Here is output from a ps with the WCHAN column enabled:
PID WIDE S TTY TIME COMMAND
3901 sync_page D ? 00:00:50 postgres: [local] COPY
3916 - S ? 00:00:01 postgres: SELECT
3918 sync_page D ? 00:00:07 postgres: INSERT
3919 semtimedop S ? 00:00:04 postgres: SELECT
3922 - S ? 00:00:01 postgres: SELECT
3923 - S ? 00:00:01 postgres: SELECT
3924 - S ? 00:00:00 postgres: SELECT
3927 - S ? 00:00:06 postgres: SELECT
3928 - S ? 00:00:06 postgres: SELECT
3929 - S ? 00:00:00 postgres: SELECT
3930 - S ? 00:00:00 postgres: SELECT
3931 - S ? 00:00:00 postgres: SELECT
3933 - S ? 00:00:00 postgres: SELECT
3934 - S ? 00:00:02 postgres: SELECT
3935 semtimedop S ? 00:00:13 postgres: UPDATE waiting
3936 - R ? 00:00:12 postgres: SELECT
3937 - S ? 00:00:01 postgres: SELECT
3938 sync_page D ? 00:00:07 postgres: SELECT
3940 - S ? 00:00:07 postgres: SELECT
3943 semtimedop S ? 00:00:04 postgres: UPDATE waiting
3944 - S ? 00:00:05 postgres: SELECT
3948 sync_page D ? 00:00:05 postgres: SELECT
3950 sync_page D ? 00:00:03 postgres: SELECT
3952 sync_page D ? 00:00:15 postgres: SELECT
3964 log_wait_commit D ? 00:00:04 postgres: COMMIT
3965 - S ? 00:00:03 postgres: SELECT
3966 - S ? 00:00:02 postgres: SELECT
3967 sync_page D ? 00:00:01 postgres: SELECT
3970 - S ? 00:00:00 postgres: SELECT
3971 - S ? 00:00:01 postgres: SELECT
3974 sync_page D ? 00:00:00 postgres: SELECT
3975 - S ? 00:00:00 postgres: UPDATE
3977 - S ? 00:00:00 postgres: INSERT
3978 semtimedop S ? 00:00:00 postgres: UPDATE waiting
3981 semtimedop S ? 00:00:01 postgres: SELECT
3982 - S ? 00:00:00 postgres: SELECT
3983 semtimedop S ? 00:00:02 postgres: UPDATE waiting
3984 - S ? 00:00:04 postgres: SELECT
3986 sync_buffer D ? 00:00:00 postgres: SELECT
3988 - R ? 00:00:01 postgres: SELECT
3989 - S ? 00:00:00 postgres: SELECT
3990 - R ? 00:00:00 postgres: SELECT
3992 - R ? 00:00:01 postgres: SELECT
3993 sync_page D ? 00:00:01 postgres: SELECT
3994 sync_page D ? 00:00:00 postgres: SELECT
The easiest:
You can throttle pg_dump using pv.
The harder:
Change your backup procedure.
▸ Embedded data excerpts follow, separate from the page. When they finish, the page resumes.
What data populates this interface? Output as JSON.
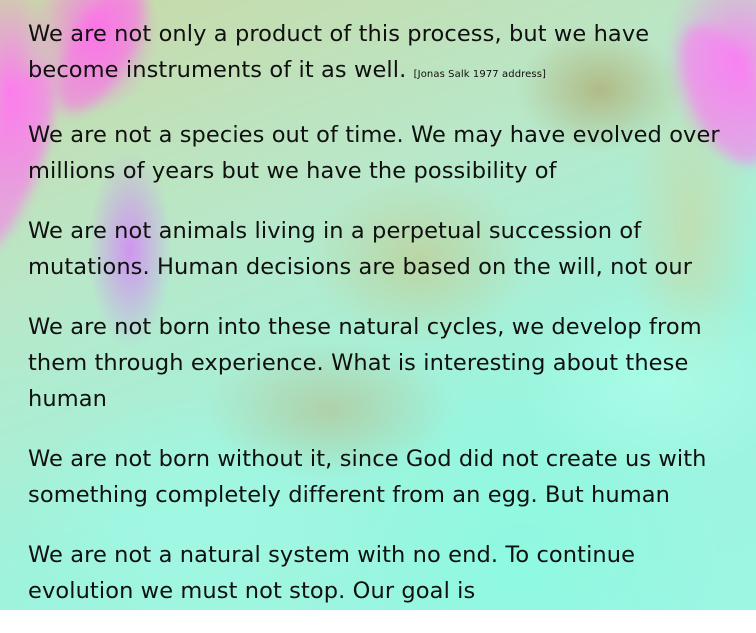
{
  "paragraphs": [
    {
      "text": "We are not only a product of this process, but we have become instruments of it as well.",
      "citation": "[Jonas Salk 1977 address]"
    },
    {
      "text": "We are not a species out of time. We may have evolved over millions of years but we have the possibility of"
    },
    {
      "text": "We are not animals living in a perpetual succession of mutations. Human decisions are based on the will, not our"
    },
    {
      "text": "We are not born into these natural cycles, we develop from them through experience. What is interesting about these human"
    },
    {
      "text": "We are not born without it, since God did not create us with something completely different from an egg. But human"
    },
    {
      "text": "We are not a natural system with no end. To continue evolution we must not stop. Our goal is"
    }
  ],
  "colors": {
    "text": "#101010",
    "background_primary": "#9ff3dd",
    "background_accent_pink": "#ff78f0",
    "background_accent_olive": "#c9d8a6"
  }
}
Use for example:
psql -c 'pg_start_backup()'
rsync --checksum --archive /var/lib/pgsql /backups/pgsql
psql -c 'pg_stop_backup()'
But take care that you also need to have continuous archiving set up for this to work and all WAL files created during backup stashed along the data files backup.
Even harder:
You can setup a replicated database (using for example log shipping) on additional cheap disk and instead of backing up production database backup a replica. Even it will fall behind some transactions it will eventually catch up. But check if replica is reasonably up to date before starting backup.
Your PS output has multiple UPDATE statements in "waiting" state, which still says locks to me (your locks test query aside). I'm pretty sure you wouldn't see "waiting" in the PS output otherwise. Can you check to see if this query shows anything during the issue:
SELECT * FROM pg_stat_activity WHERE waiting;
(You didn't say what version of PostgreSQL you are running so I'm not sure if this will work.)
If there's anything in there (that is, with waiting = TRUE), then it's a lock/transaction problem.